Another form is control dependency, typically created by branches: each conditional jump may steer the execution towards one of two alternatives. If the CPU wants to keep running before retiring the condition (and therefore before knowing its result), it needs to take a guess: this is called branch prediction. Then it can tentatively execute the chosen branch: this is called speculative execution. When the CPU guesses right, all is well: the pipeline can keep running unhindered. But of course, it may guess wrong, in which case it needs to throw away all the work it has done since the conditional jump and start over, this time executing the correct branch. From a performance perspective, this is functionally equivalent to stalling the pipeline at the jump. (Unfortunately, it is not completely equivalent, as speculative execution may have side effects. This is how you get side-channel attacks, among which the infamous Spectre and Meltdown.)
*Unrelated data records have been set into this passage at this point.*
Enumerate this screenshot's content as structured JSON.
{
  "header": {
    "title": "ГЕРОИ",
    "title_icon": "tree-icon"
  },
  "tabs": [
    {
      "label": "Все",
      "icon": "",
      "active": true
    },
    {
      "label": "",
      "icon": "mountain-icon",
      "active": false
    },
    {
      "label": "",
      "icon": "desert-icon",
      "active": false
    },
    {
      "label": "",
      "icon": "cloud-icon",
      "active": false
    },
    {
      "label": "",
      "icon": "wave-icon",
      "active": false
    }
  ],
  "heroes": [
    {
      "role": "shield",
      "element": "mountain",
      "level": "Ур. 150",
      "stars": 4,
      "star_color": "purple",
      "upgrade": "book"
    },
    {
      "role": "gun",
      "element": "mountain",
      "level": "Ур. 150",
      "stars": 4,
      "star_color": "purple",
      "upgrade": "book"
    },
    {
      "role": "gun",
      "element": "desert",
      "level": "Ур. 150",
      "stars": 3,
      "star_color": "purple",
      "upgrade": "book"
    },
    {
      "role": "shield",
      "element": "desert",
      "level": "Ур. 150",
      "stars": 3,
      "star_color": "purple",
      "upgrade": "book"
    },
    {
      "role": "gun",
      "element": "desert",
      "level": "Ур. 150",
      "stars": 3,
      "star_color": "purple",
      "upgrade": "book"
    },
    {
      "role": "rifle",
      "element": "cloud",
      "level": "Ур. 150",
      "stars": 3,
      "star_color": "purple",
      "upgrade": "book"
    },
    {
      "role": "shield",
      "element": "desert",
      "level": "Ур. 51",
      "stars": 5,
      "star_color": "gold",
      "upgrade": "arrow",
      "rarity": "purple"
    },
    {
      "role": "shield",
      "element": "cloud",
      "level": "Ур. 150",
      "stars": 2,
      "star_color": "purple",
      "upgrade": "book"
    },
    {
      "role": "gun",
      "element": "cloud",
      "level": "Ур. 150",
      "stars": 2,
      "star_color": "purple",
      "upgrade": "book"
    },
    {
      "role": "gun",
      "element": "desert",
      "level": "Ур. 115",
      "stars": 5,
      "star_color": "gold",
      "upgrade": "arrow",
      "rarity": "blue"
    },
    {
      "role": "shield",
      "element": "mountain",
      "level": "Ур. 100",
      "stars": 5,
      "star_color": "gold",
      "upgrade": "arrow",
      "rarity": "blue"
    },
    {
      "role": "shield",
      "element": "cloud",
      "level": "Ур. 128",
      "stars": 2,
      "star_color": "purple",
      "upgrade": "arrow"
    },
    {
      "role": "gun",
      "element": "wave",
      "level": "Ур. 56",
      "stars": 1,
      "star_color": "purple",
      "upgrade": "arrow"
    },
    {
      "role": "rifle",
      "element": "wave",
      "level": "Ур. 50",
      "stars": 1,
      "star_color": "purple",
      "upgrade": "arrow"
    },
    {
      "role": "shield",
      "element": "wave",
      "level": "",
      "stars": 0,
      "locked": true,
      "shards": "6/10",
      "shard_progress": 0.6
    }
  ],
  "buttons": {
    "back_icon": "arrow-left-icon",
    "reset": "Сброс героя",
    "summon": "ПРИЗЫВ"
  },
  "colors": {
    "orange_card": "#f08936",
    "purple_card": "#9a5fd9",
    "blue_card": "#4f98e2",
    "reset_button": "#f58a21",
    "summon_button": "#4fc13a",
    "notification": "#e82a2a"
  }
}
As a consequence, in high-performance coding, making branches as predictible as possible, or even better, avoiding them altogether, is of the utmost importance.

Caching🔗

Another important characteristic of modern CPUs is that they have huge amounts of RAM to work from. (As of 2026, it’s in the order of ten gigabytes for laptops or small VMs, hundreds of gigabytes or even terabytes for big servers.) Addressing this vast space is slow. That’s why there are now multiple layers of cache sitting between the processor and main memory. A typical CPU has at least three layers of cache (dubbed L1, L2 and L3), each of increasing size but also increasing latency. (In practice, some layers—typically L1—may be split between data and instructions.) To complicate things further, modern CPUs have multiple cores, each functioning more or less as an independent processor with respect to executing instructions… but all sharing the main memory. Caches can be local to each core (especially for the lower levels) or shared between cores (as is typical for higher levels).

The practical implication is that accessing data from memory doesn’t cost the same depending on where the data is stored, and who is accessing it. This phenomenon is called NUMA, for Non-Uniform Memory Access.

As a consequence, to keep your code as fast as possibe, data locality becomes an important consideration: processing data that is already in (one of) the cache(s) is faster than processing data stored at some random location in memory.

This problem also compounds with the previous characteristic (pipelining) to form additional data dependencies: if instructions need to wait for memory, then it doesn’t matter much that they don’t depend on one another; at some point, the pipeline will stall all the same.

Practical consequences🔗

All right, so we want our code to be as branchless as possible, while working with local data! How do we achieve that in practice? Well, the answer obviously depends on each particular algorithm. Nevertheless, the same patterns occur time and time again.

A frequent solution is micro-batching. The idea is to handle small batches of data at each iteration, instead of a single item. Batching gives you at least three interesting properties:

It amortizes fixed costs (e.g. virtual calls)
It helps break data dependencies by creating multiple independent “lanes” of processing. This is also called loop unrolling
It makes the code amenable to vectorization, i.e. we can leverage special SIMD instructions (like AVX or Neon)

In the following posts, we will explore in more details each of the above aspects, along with simple benchmarks to demonstrate their impact.